Pattern Matching
Overview
xTuple ERP supports the use of Regular Expressions (also known as "Regex") in fields where pattern matching is called for. This Regular Expression support gives you tremendous flexibility and control whenever you want to retrieve unique patterns from within any of the following groupings:
- Class Codes
- Planner Codes
- Item Groups
- Product Categories
- Customer Types
- Customer Groups
- Vendor Types
Let's say, for example, you want to generate a report showing Internet sales during a given period. To access this data, you would need to look at sales made to your Internet Customers. Because Internet Customers are a subset of Customer Types, you would create a Regular Expression to retrieve this subset and send it to the report.
Characters and Metacharacters
Regular Expressions are created using different combinations of characters and metacharacters. A character is defined as any alphanumeric character—both upper and lower case—including punctuation marks, white space, and other keyboard symbols. Metacharacters, sometimes referred to as " wildcards," are special characters used to facilitate pattern matching.

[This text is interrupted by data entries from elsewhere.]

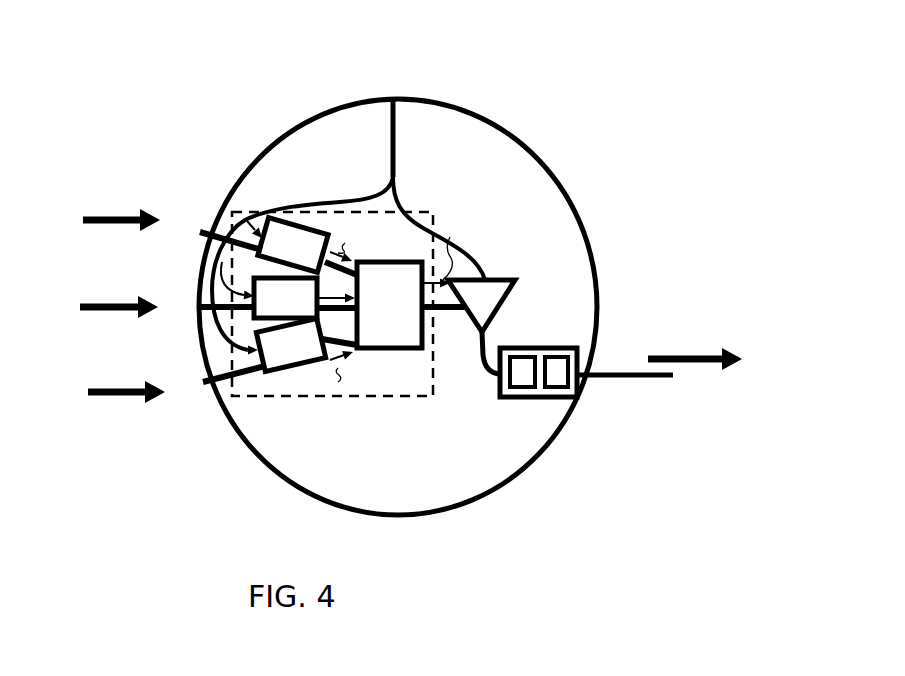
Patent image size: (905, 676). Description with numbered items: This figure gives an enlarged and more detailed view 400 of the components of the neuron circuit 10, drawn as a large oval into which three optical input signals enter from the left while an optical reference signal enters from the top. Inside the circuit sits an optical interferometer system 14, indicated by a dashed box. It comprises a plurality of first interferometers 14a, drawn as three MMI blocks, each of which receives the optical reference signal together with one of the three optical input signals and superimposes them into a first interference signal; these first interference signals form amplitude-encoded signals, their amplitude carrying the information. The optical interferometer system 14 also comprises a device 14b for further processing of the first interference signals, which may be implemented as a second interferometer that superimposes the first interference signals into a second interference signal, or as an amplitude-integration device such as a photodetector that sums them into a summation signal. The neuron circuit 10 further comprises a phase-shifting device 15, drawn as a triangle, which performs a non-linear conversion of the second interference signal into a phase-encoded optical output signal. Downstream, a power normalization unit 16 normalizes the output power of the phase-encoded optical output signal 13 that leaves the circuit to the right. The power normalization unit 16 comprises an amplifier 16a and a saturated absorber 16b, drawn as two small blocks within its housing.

The enlarged and more detailed view 400 is at (422, 336).
The neuron circuit 10 is at (505, 152).
The phase-encoded optical output signal 13 is at (660, 378).
The optical interferometer system 14 is at (340, 397).
The first interferometers 14a is at (300, 200).
The device for further processing of the first interference signals 14b is at (380, 349).
The phase-shifting device 15 is at (500, 278).
The power normalization unit 16 is at (544, 366).
The amplifier 16a is at (490, 398).
The saturated absorber 16b is at (570, 398).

The most common metacharacters are described in the tables below.
The more you understand the role of metacharacters, the more you will be able to control your pattern matching.
The first thing to understand is that Regular Expressions match " substrings." A substring is a subset of a " string"--a string being a sequence of characters arranged in a line. For example, the numbers 123 are a substring of the string 012345. Similarly, the letters EAT are a substring of the strings MEAT, EATERY, and THEATER. Numbers and letters can also be combined to form a substring. The pattern INTCUST4 is a substring of a particular set of Internet Customer strings: INTCUST400, INTCUST401, INTCUST402, and so on. As you can see, substrings may appear anywhere in a string—at the beginning, the middle, or the end.
Regular Expressions are case-sensitive. This means there is a difference between "a" and "A". Keep this in mind when using Regular Expressions for pattern matching.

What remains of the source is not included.